Location: ~/.config/ghostty/shaders/
Stack (order matters):
- cursor-blaze-vulpes.glsl - Hot pink cursor trail (#ff268c)
- bloom-vulpes.glsl - Red-selective glow effect
- vignette-subtle.glsl - Subtle edge darkening
- tft-subtle.glsl - LCD subpixel effect
Reload: Cmd+Shift+, in Ghostty
mini.animate (Nov 2025)
Location: ~/.config/nvim/lua/plugins/mini-animate.lua
Subtle animations:
- Cursor: 80ms cubic easing
- Resize: 60ms cubic
- Open/Close: 60ms cubic
- Scroll: DISABLED
Sketchybar
CIPHER Coach (Nov 2025)
Location: ~/.config/sketchybar/plugins/next_event.sh
When no calendar events in next 4 hours, shows CIPHER-selected task from Things.
Features:
- Shows next timed event with countdown
- Skips all-day events
- CIPHER mode picks most joyful task when calendar is clear
- Caches messages, updates when tasks change
Battery Fade Effect
Location: ~/.config/sketchybar/plugins/battery.sh
Smooth gradient from black to red as battery drains (20min → 0min).
Modern CLI Tools
Replacements for traditional Unix commands:
- lsd → ls (with icons and colors)
- bat → cat (syntax highlighting)
- dust → du (disk usage visualization)
- duf → df (disk free with graphs)
- btop → top (modern system monitor)
- zoxide → cd (smart directory jumping)
- atuin → history (encrypted shell history)
Email System
Neomutt + mbsync
Complete email workflow with AI enhancement:
Setup:
- mbsync for Gmail IMAP sync
- Neomutt as terminal email client
- Keychain integration for secure auth
AI Features:
ei - Email insights and priority analysis
S in neomutt - AI summarize current email
- Automatic categorization and spam filtering
Security
Secrets Management
- Secrets in
~/.env (gitignored)
- App passwords in macOS Keychain
- Wiki credentials in
~/.claude-secrets
Security Cleanup (Nov 2025)
9 API keys scrubbed from git history:
- Anthropic, OpenRouter, OpenAI keys
- Twitter OAuth tokens
- Supabase anon key
Installation
Repository: https://github.com/ejfox/dotfiles
git clone https://github.com/ejfox/dotfiles.git ~/.dotfiles
cd ~/.dotfiles
./sync-dotfiles.sh
The Philosophy
Minimalism as Cognitive Offloading
Every visual element that isn't essential is cognitive load.
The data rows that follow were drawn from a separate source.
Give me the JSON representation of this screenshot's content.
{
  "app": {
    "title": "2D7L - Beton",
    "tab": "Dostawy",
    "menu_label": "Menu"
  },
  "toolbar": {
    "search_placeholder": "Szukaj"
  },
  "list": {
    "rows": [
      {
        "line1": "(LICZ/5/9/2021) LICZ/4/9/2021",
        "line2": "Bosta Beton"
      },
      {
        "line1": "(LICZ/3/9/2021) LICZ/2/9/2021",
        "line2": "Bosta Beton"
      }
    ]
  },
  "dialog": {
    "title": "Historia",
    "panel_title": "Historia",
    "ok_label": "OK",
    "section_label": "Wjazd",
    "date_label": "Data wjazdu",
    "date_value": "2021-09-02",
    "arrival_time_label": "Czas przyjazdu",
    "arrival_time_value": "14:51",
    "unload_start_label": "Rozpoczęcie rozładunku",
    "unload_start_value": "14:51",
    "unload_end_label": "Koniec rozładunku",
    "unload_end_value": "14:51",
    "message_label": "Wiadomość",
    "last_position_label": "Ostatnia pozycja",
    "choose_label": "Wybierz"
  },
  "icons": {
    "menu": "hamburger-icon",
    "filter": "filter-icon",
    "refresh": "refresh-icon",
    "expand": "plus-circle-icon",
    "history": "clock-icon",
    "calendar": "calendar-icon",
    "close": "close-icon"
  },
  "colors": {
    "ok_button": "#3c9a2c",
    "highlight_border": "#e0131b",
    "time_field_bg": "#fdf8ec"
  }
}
The monochrome approach keeps your visual cortex available for actual work.
Automation as Anxiety Reduction
AI handles triage. Email filtering removes uncertainty. The startup dashboard prevents "what did I forget?" anxiety.
Immediacy Over Perfection
Shortcuts prioritize immediate access over complete functionality. Small, frequent commits with "good enough" messages beat perfect commits that never happen.
Theme Agnosticism as Future-Proofing
Monochrome and geometric symbols remain functional regardless of OS design changes. Decoupled from aesthetic fashions.
Intelligence at the Edges
AI handles pattern recognition and filtering. Human decision-making stays human. The system never makes choices for you.